徒歩や自転車で防災散歩(走)をする田原佳織さん

 田原です。防災散歩「ブラタハラ」や「誰にも任命されていませんが勝手に河川モニター隊が行く」などをやっています。今日から気軽に取り組める災害準備を提案したいと思います。
① 防災散歩
 おすすめポイントは、実際に歩いて住んでいる地域を隅々まで知ることによって、どこに避難したら良いのか、どこにAEDや公衆電話、避難所、帰宅支援ステーションがあるか把握できることです。また、ブロック塀やブルーシートが掛かったままの修繕していない屋根、狭い道路、空家など危険ポイントも発見できます。
 そして防災の観点からだけでなく、その場所の地理歴史に触れ、民話や伝承などにも興味を持つことで、より自分の町を深く理解でき、好きになれるかもしれません。
② 子どもたちに向けて
 自分の命を守れる力を育てたいと思っています。「津波てんでんこ」(津波が来たら、できるだけ早く各自で高台に逃げろという言い伝え)など、先人たちの経験に基づく教えも積極的に伝えたいです。
 子どもがいる家庭では、親子でいっしょに非常持ち出し袋を作ってみてはどうでしょう。一般的に入れた方が良いとされている中身だけでなく、各家庭で何が必要か親子で意見を出し合ってください。袋を作ったら実際にそれを背負って歩けるか確認が必要です。

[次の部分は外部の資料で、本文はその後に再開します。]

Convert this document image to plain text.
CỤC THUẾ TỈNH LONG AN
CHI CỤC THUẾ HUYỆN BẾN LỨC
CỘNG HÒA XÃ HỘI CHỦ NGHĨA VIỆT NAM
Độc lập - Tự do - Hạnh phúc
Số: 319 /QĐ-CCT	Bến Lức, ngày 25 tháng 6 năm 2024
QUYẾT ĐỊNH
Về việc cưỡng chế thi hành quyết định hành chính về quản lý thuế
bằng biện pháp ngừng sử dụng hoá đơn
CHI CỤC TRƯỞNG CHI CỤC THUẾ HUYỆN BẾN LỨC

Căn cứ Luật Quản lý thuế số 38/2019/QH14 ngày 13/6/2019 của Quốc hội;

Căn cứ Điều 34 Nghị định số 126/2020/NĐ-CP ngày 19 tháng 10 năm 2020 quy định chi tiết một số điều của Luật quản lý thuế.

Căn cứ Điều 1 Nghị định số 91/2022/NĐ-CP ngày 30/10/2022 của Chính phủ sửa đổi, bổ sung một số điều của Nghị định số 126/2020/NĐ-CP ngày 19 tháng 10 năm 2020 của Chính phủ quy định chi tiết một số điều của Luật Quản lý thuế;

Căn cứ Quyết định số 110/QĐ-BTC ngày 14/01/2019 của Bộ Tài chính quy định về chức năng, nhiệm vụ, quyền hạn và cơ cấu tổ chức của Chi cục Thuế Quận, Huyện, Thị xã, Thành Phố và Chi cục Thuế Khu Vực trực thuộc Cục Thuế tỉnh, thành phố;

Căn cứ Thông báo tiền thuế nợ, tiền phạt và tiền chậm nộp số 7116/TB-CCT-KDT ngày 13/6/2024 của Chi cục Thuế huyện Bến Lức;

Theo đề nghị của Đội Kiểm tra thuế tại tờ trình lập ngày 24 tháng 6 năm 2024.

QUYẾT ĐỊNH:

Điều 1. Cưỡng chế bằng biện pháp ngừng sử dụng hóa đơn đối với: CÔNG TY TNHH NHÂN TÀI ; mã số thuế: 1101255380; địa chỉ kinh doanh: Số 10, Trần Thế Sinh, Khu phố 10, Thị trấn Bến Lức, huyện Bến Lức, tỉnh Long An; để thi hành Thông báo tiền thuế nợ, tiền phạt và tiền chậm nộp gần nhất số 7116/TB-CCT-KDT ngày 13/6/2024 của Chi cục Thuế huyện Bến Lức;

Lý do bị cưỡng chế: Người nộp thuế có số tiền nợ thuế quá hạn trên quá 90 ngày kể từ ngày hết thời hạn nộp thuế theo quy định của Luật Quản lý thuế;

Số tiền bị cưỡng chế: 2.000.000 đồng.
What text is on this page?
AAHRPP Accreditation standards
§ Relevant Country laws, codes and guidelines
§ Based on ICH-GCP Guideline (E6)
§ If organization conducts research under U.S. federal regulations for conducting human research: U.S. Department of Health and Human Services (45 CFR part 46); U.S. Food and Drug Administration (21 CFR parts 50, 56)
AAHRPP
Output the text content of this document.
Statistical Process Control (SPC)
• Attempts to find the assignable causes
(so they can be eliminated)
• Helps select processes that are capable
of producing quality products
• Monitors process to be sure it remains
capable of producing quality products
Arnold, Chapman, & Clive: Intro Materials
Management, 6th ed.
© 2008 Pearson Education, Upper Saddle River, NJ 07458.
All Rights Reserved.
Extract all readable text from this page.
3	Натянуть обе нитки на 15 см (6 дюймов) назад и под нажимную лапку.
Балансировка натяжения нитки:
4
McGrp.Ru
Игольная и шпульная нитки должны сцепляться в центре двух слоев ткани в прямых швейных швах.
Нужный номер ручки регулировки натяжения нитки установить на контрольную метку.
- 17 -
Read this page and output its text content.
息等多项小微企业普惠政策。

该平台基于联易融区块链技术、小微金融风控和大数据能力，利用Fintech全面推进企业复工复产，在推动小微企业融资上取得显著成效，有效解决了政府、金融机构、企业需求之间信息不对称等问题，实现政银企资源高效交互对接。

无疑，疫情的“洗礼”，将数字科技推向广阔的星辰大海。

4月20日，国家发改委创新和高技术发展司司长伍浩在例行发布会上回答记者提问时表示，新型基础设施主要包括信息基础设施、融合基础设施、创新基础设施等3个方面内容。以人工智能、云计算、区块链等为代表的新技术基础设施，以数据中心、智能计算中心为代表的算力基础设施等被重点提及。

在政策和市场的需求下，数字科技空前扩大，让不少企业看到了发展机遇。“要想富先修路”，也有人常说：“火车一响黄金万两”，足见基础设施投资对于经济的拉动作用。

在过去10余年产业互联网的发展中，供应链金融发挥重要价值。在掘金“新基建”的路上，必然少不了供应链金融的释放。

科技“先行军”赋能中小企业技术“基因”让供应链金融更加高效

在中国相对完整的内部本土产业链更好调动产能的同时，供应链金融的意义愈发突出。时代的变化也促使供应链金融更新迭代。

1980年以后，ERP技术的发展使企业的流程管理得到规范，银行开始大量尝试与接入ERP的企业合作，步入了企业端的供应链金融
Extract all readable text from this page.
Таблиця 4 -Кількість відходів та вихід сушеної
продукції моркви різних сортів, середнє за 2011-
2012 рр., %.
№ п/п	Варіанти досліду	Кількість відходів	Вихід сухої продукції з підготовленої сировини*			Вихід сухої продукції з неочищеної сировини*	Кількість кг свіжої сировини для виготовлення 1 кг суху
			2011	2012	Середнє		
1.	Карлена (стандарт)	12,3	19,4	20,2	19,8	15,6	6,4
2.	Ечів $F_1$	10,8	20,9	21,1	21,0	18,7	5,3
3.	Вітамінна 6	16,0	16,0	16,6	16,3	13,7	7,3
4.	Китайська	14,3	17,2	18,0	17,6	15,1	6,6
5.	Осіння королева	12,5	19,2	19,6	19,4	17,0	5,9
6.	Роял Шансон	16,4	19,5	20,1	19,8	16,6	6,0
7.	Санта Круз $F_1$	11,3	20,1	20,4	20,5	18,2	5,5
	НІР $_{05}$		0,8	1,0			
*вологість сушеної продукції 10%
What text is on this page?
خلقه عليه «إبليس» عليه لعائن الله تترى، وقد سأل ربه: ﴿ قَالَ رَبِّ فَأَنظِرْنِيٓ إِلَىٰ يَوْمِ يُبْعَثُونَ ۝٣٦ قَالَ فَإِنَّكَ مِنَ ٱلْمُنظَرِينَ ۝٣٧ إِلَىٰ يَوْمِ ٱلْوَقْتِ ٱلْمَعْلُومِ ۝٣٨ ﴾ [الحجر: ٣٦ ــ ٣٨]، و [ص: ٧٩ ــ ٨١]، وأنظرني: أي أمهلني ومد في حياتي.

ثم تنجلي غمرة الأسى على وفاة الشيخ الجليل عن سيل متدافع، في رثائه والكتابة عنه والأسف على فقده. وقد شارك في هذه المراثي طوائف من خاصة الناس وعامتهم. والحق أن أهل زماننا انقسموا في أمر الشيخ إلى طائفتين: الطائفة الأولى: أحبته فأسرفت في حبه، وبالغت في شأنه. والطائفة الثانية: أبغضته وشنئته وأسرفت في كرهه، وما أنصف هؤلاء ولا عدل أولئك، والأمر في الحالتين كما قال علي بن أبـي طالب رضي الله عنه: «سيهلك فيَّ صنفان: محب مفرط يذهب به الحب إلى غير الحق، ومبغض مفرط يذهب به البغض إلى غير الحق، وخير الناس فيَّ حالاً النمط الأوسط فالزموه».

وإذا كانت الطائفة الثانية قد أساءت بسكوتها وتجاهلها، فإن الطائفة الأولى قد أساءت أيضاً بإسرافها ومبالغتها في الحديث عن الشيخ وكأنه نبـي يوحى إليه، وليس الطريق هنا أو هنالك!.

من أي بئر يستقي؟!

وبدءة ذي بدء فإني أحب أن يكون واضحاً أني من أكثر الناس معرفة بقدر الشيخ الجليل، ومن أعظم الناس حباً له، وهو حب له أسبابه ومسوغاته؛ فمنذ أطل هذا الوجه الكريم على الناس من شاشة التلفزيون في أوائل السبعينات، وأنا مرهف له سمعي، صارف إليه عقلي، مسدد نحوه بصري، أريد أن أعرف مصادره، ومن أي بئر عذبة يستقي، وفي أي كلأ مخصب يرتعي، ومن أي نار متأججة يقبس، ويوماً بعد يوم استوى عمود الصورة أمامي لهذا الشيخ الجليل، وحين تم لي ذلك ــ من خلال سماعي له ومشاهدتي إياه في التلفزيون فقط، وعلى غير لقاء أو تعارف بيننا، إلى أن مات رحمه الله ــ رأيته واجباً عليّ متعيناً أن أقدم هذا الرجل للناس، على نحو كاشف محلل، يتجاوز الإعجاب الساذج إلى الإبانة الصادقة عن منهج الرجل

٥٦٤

 小さいお子さんの場合、自分の名前や住所、保護者の携帯電話番号、アレルギーの有無などについても言えるかチェックしましょう。言えないようだったらそれら必要情報をまとめた「サポートペーパー」を作り、できるだけ身につけておくようにしたいものです。
③ 車の活用
 災害時、渋滞が予想される道路は車での避難は避けるべきですが、マイカーを持っている家庭では、車中に防災グッズを備えておくのも良い方法です。非常持ち出し袋、スマホ充電用のケーブル、いざという時に窓ガラスを割って脱出できる道具などいろいろ積めます。車は発電機代わりになるので、ガソリンがなくなりかけてから補充するのではなく、半分になったら給油すると決めておくのも良いでしょう。
④ 備蓄の「見える化」
 時々は家にある乾物(米、餅、パスタ、春雨、切り干し大根、ひじき、わかめ、高野豆腐など)を確認してみましょう。意外と備蓄がいろいろあることに気付いて驚くかもしれません。備蓄の「見える化」をしていると、いざという時に慌てずに済みます。家にある食材だけで1週間分家族の献立を考えて作ってみるのもおすすめです。最初は冷蔵庫の中身から消費して、保存食品を使い切るまで知恵を絞ってみてください。「予行演習」は、災害時にきっと役立つはずです。
⑤ その他
 「子ども」の項目でも触れましたが、非常持ち出し袋は高価な既製品ではなく、何がどれくらい必要かよく考えて、オリジナルで準備した方が良いです。中身は100均などを利用して揃えてみても。自分にとって何が必要かよく考え、取捨選択する機会を持つことが重要です。すべては入りきらないので。
 自宅が無事なら自宅を避難所として過ごすケースも考えられます。その想定で、断水時のトイレの備えなどもしておきましょう。
 何よりふだんの生活をより良くしようと心掛けることがおのずと適切な防災につながると感じています。気負わずに日常の中で少しずつ防災の工夫を重ねていってもらえたらと思います。


まずは防災散歩から始めてみたい。